SPAR suspends investments in Hungary due to new legislation

Deals

A recent tax law has hit foreign supermarket and hypermarket chains in Hungary the hardest including Austrian-owned SPAR, and is compounded by brand new legislation enforcing mandatory closure of shops on Sunday, passed on December 16 – a law which seems to favor smaller local and franchised grocery chains.

Present in Hungary for 23 years, SPAR is Hungary’s fifth largest employer with 13,000 employees and investments reaching €500 mln thus far. SPAR said it was not considering leaving Hungary, but with the introduction of the new legislation, it would suspend most of its planned and ongoing investments to the tune of €59 mln.

The 600 additional jobs the investment would have created will also not come to fruition. It did say, however, that it will carry out investments already in progress including the opening of three stores in Budapest, Reuters reported on Wednesday. SPAR Hungary's chief executive Gabriella Heiszler said the current investment has now been reduced to 25 mln, less than half the amount originally planned. 

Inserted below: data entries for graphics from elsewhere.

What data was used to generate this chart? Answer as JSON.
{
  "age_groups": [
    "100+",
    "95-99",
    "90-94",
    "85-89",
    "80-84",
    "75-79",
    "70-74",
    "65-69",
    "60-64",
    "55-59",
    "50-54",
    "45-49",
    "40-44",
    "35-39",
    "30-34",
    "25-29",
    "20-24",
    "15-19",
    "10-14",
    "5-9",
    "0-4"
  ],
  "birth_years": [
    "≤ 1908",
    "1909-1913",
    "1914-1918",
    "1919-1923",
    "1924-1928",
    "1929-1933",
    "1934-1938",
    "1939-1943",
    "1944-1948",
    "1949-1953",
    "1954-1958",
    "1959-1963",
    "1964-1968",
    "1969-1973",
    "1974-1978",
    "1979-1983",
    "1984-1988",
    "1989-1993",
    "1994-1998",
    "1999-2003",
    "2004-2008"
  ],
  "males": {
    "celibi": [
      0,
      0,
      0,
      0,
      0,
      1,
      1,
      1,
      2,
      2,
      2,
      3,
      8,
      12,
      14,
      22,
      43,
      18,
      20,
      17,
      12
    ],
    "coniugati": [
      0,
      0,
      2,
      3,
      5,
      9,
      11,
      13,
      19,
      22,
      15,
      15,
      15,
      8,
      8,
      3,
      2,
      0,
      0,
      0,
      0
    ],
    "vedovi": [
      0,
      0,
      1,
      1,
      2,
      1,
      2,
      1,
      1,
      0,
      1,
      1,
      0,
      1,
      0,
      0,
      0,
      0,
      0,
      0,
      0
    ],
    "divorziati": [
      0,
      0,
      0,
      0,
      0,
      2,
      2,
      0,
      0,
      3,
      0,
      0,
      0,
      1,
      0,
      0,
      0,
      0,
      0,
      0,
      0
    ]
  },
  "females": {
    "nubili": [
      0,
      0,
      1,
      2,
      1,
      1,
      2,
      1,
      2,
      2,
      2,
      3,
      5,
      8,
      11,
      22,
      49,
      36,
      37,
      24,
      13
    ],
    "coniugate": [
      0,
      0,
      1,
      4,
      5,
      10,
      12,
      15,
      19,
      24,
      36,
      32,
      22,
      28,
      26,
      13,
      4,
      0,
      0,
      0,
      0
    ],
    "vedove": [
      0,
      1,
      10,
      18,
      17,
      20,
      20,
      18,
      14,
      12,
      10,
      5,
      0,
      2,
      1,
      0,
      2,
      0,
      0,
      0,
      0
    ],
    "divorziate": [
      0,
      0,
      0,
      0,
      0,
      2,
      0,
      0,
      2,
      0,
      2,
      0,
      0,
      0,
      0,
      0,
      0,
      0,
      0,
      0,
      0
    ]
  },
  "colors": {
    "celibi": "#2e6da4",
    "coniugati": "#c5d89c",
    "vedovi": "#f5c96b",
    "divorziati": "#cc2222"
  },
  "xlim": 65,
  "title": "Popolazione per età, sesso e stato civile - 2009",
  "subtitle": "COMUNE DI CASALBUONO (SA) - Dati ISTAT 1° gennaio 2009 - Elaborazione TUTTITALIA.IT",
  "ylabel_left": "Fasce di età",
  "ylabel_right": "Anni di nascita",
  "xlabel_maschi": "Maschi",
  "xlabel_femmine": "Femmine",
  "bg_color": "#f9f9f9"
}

With regards to Sunday closures, Heiszler said she is against the new legislation. “Hungarians don’t shop as a past time: The current standard of living doesn’t allow for that. If the legislation is passed, traffic will likely concentrate on other days.” That said, Sunday sales at SPAR only account for 8% of weekly turnover and as such the forced closure is not expected to affect sales in any significant way, Heiszler added.